少しでも知らないと

「痛い」


 結愛さんが私のことを抱きしめてきてるから、そう言った。

 本当に痛い訳では無い。ただ、結愛さんは私が好き……少なくとも今は、まだ私を諦めてなくて、私が好きなんだから、こう言えば、話してくれると思って。


 すると、結愛さんは一瞬ビクッ、として、私を抱きしめる力を弱めた。

 その瞬間、少し申し訳ない気分が湧いてきたけど、結愛さんは犯罪者なんだから、と頭を振って、結愛さんを押し退けた。

 もし、結愛さんが、こんな時間を戻すような力を持っていなかったら、私はとっくの昔に警察に追放してると思うから。


「あっ……美月、嘘、ついた?」


 結愛さんは傷ついたような顔をしながら、私の背筋が凍るような声でそう言ってきた。

 

「つ、ついてない」


 ほんとは嘘をついたけど、私は咄嗟に、そう言ってしまった。

 結愛さんの様子が怖くて。……正直、今にも逃げ出したいけど、こんな至近距離だし、玄関は結愛さんの後ろ。……リビングの窓から逃げられないこともないかもだけど、リビングには靴がないから、裸足で逃げることになっちゃうし、それは無理だから。


「ふーん。嘘、ついたんだ」

「ッ、な、なんで」


 自慢じゃないけど、私の表情筋は硬い方だと思う。

 だから、絶対にバレないと思った。

 なのに、なんで分かったの?


「なんで分かっ――」

「学校休んで、デート行こっか」


 なんで分かったの。そう聞こうとした私の言葉を遮って、結愛さんはそう言ってきた。

 ……正直、嫌だ。……でも、結愛さんの事を少しでも知らないと、付き合う以外の方法で時間を進めてもらうヒントを見つけられない。

 ……私が知ってる結愛さんのことと言ったら、時間を巻き戻せて、私の事が好きってことだけだから。

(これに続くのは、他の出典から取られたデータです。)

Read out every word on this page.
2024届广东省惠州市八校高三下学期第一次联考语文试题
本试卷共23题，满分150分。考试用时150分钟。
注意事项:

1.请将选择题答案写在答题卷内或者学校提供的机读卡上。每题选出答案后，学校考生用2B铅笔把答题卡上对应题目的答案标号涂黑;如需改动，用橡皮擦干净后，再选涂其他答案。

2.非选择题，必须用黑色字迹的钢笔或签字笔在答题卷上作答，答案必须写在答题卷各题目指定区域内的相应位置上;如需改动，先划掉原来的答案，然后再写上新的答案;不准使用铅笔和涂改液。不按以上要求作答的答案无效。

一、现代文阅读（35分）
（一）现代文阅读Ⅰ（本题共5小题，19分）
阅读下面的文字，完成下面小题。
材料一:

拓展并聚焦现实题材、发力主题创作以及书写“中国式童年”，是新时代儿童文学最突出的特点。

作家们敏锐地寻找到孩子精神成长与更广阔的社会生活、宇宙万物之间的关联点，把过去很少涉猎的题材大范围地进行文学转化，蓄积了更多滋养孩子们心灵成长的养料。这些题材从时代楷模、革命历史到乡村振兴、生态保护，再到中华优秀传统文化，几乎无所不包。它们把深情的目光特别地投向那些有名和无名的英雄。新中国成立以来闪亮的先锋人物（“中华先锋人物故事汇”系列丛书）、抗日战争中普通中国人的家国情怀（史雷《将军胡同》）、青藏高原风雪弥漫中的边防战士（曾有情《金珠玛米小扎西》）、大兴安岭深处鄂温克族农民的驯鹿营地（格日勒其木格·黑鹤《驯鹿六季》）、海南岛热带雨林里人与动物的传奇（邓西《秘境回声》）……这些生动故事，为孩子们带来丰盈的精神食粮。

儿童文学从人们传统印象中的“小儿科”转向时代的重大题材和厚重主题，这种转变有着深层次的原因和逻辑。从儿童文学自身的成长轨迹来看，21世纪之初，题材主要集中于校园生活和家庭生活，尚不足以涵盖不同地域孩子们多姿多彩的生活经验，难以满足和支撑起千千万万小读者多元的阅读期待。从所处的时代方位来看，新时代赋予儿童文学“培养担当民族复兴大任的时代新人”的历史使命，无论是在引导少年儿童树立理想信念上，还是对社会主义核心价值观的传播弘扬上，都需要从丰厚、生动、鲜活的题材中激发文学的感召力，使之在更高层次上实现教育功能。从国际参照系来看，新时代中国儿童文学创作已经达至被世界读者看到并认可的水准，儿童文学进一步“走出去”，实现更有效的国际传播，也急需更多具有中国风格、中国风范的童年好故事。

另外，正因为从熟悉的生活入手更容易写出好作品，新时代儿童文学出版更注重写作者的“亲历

 だから、私は結愛さんの言葉に頷いた。結愛さんのことを少しでも知って、時間を元通り進めてもらう交渉のヒントを得るために。


「やったっ」


 すると、結愛さんはさっきまでの背筋が凍るような表情とは打って変わって、嬉しそうな笑みを浮かべていた。

 ……これで、私なんかのことを好きになった理由も知れたらいいな。

 そう思いながら、笑顔の結愛さんに引っ張られて、私は家を出されそうになったけど、服を着替えさせて欲しいと言って、着替える時間を貰った。


「…………なんで、ついてくるの」

「美月は照れ屋だから、逃げないようにだよ?」


 あっ、確かに。着替えるって言っても、一人になれば、逃げられるのか。

 ……でも、少なくとも今日は、結愛さんのことを知ろうと決めたから、逃げる気は無い。


「逃げないから、出ていって。着替えるから」

「うん。ここにいるから、早く着替えて?」

「……いや、着替えるから、出ていって欲しいんだけど」


 結愛さんじゃない、他の女の人だったら、別に着替えを見られるくらいどうってことないんだけど、結愛さん相手だと、なんだか怖いから、そう言って、早く出て行って欲しいと結愛さんを急かした。


「美月からしたら、ただの女の子同士なんだから、大丈夫でしょ? 美月、そういうの気にしないじゃん」


 ……なんで、そんなこと結愛さんが知ってるのって話は、もう今更かな。

 

「無理だから、出てって」

「ふーん。そうなんだ」


 普通に結愛さんに見られるのは嫌だから、そう言ったんだけど、何故か結愛さんは嬉しそうにしながら、部屋を出てくれた。

 ……よく分からないけど、私のことを信用してくれたって事、かな。

 そう思いながら、私はさっさと服を脱いで、適当な服に着替えた。